Living with less means creating space for the important aspects of our lives that bring greater value. We are increasingly encouraged to consume more in a tech-saturated environment, where the rise of targeted advertising is driving growth in our spending. The emphasis on needing more things in our lives to feel a sense of satisfaction leaves many of us unfulfilled. Where we put our focus on is how we feel within our day-to-day lives, and if our focus is on materials, status and money, we lose a sense of ourselves. When we let go of the need to fit in, we can feel a greater sense of freedom. When we have gratitude for all that we have and spend time doing what we love, we can look around and realise that we don’t need a lot in life to be happy.
1) Spend time with those you cherish
Friendships are quality over quantity. A person’s worth is not determined by how many people they surround themselves with. Time is precious. Spending time with those that we love means investing in a deeper connection with others. We can cultivate deep connections that are genuine and close. Living with less isn’t contained only to our material possessions but also in the relationships that we have. It allows one to give who they love more of their time because they aren’t spending their time in unhealthy relationships. It means putting up healthy boundaries with people and spending one’s time and energy into the people they love the most.

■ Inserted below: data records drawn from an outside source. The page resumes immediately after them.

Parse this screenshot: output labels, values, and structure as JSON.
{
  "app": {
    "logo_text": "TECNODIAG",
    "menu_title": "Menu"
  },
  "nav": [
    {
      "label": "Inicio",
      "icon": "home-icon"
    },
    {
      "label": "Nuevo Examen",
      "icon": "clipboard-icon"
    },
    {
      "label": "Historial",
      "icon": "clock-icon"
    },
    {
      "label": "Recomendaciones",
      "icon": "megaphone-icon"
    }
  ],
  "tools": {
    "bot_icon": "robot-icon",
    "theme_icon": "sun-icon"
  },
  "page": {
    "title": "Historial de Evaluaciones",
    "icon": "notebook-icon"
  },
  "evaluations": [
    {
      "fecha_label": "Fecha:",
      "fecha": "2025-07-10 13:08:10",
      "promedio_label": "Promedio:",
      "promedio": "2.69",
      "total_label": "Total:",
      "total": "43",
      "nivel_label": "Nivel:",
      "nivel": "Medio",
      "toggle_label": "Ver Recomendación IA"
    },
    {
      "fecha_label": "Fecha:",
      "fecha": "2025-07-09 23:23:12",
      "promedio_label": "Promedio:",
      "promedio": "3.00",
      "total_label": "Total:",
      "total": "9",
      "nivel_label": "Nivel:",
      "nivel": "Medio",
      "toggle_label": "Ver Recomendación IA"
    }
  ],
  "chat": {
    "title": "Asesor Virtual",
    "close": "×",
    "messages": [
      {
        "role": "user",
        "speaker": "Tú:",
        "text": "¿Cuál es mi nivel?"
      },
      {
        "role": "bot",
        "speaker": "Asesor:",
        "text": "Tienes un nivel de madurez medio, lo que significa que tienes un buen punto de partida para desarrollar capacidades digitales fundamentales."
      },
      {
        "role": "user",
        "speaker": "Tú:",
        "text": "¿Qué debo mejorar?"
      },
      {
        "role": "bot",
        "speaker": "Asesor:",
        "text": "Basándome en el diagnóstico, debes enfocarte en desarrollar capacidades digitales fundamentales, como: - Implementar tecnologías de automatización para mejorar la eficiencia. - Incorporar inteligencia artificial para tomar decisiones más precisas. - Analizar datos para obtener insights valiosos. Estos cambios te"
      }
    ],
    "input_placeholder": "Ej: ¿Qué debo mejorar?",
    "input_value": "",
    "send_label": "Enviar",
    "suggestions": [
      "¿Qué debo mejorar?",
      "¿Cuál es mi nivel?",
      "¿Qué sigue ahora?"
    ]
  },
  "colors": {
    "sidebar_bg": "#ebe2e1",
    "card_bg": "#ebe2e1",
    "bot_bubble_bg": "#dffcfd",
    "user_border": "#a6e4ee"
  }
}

2) Save money and time from spending less
How do you spend your time? Perhaps you like learning new things such as a new language or joining a sports team. The more we spend our attention on the hobbies we enjoy, the more we save time on the things we don’t. We can save money from unread magazine subscriptions or unfinished courses. By picking up a few interests to focus on, you can spend your money and time more wisely. It means that we don’t buy unnecessary materials that may take up more space in our homes or have a list of unnecessary tasks that fill up our schedule.
3) Practice Social Minimalism for your Mental Health
Digital Minimalism is a term popularised by computer scientist and author, Cal Newport, who doesn’t use social media. In essence, it describes the philosophy of technology use in which the time spent online is cut down to a small number of carefully selected activities that support things you value, and then you can happily miss out on the rest of the online world. By leaving behind unimportant acts of social media, we reclaim time and we are more mindful of being in the present. The rise of anxiety and depression amongst younger generations have been significant. Technology has caused more online noise and distractions, by taking away our attention from what is important.
4) Embrace your own Personal style
The fashion industry seems to move faster than we can keep up, with changing trends and seasons. Personal style, on the other hand, never goes out of style, as it’s a part of our identity. Are there certain styles or pieces of clothing that you always wear year after year? When we embrace our own personal style, we save time from browsing the never-ending rows of shops and save money from buying clothes that may only be worn a few times. When we shop with the intention of having something for the long-term, it can make a piece of material feel more thoughtful and special.
5) A Minimalist lifestyle can nourish an Introvert’s strengths
Susan Caine points out in her book, Quiet: The Power Of Introverts in a World That Can’t Stop Talking that introverts are generally less interested in status, wealth, and popularity than extroverts. The accumulation of stuff and the larger amount of people in our lives can create more added stress for many introverts. Minimalism gives you more space to live your life and be in charge of your space, schedule and mind. An introvert thrives on being able to be in a quiet sanctuary such as at home. When a home is decluttered, it creates balance in our mind and we can create space to do the very things that we love.
Living a more simple life means embracing the need for deep connections, purpose in one’s work, and spending time and energy on the people and activities that you love the most. However, it’s just as simple to immerse oneself into buying things or engaging in relationships that don’t add value into our lives. These might be from purchasing books or clothing we don’t end up using or being in friendships that aren’t rewarding or are one-sided. This cycle can drain our batteries. When we aren’t always chasing for the next thing, we can spend time placing value and gratitude on what we have.
What makes you truly happy in your life?